20. “What is a security group?” Good answer: a stateful firewall attached to a cloud resource (like an EC2 instance or VM) that controls which traffic is allowed in and out. You define rules by protocol, port, and source/destination IP range.
21. “What is the difference between authentication and authorisation?” Good answer: authentication is verifying who you are (login, MFA). Authorisation is determining what you’re allowed to do after you’ve been identified.
22. “What would you do if you deployed a web app and it wasn’t reachable from the browser?” Good answer works through it systematically: is the VM running? Is the web server process running? Is the right port open in the security group? Is the subnet correctly routed? Is there a load balancer in front and is it healthy? Is the DNS record correct? Methodical troubleshooting, not guessing.

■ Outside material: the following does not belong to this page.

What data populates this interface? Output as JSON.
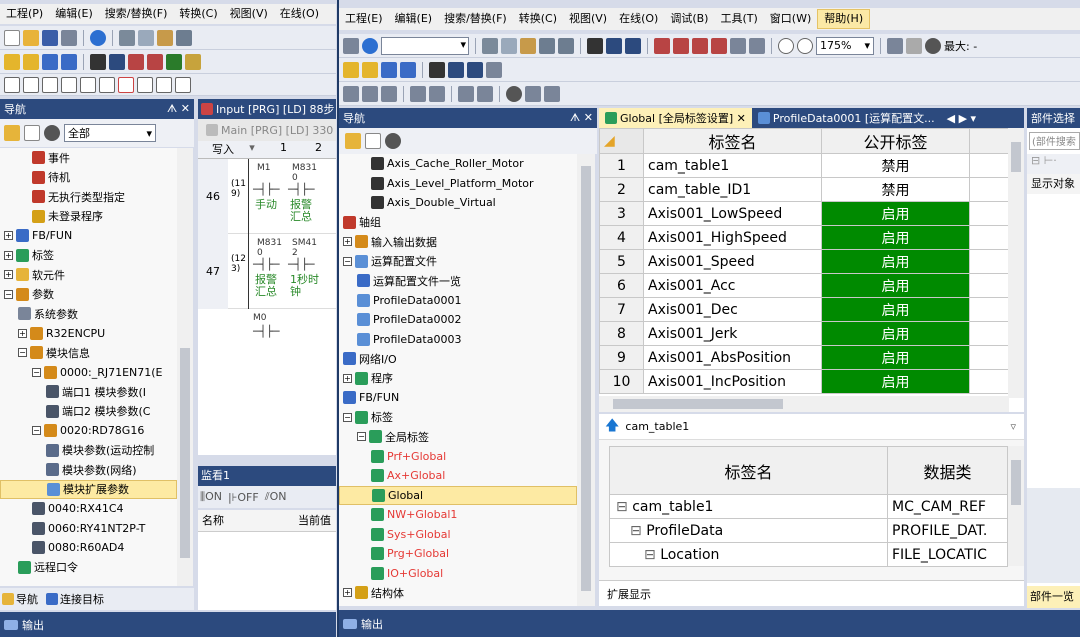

What Junior Candidates Get Wrong#
Overthinking basic questions. “What is a VPC?” is a foundational question, not a trick question. Candidates who launch into complex multi-tier network designs when the interviewer just wants to hear the core concept are hard to follow.
Not knowing the basics. Some candidates prepare for complex scenarios but haven’t got the foundations solid. Being unable to explain the shared responsibility model or IAM at a junior interview is a serious gap.
Hiding experience gaps badly. Saying “yes, I have experience with Kubernetes” when you’ve watched two YouTube videos is transparent. Interviewers follow up. Say what you’ve actually done.
Having no hands-on work to point to. Free tiers on AWS, GCP, and Azure are available to everyone. If you’re applying for a cloud engineering role and have never deployed anything, that’s a gap worth fixing before you start interviewing.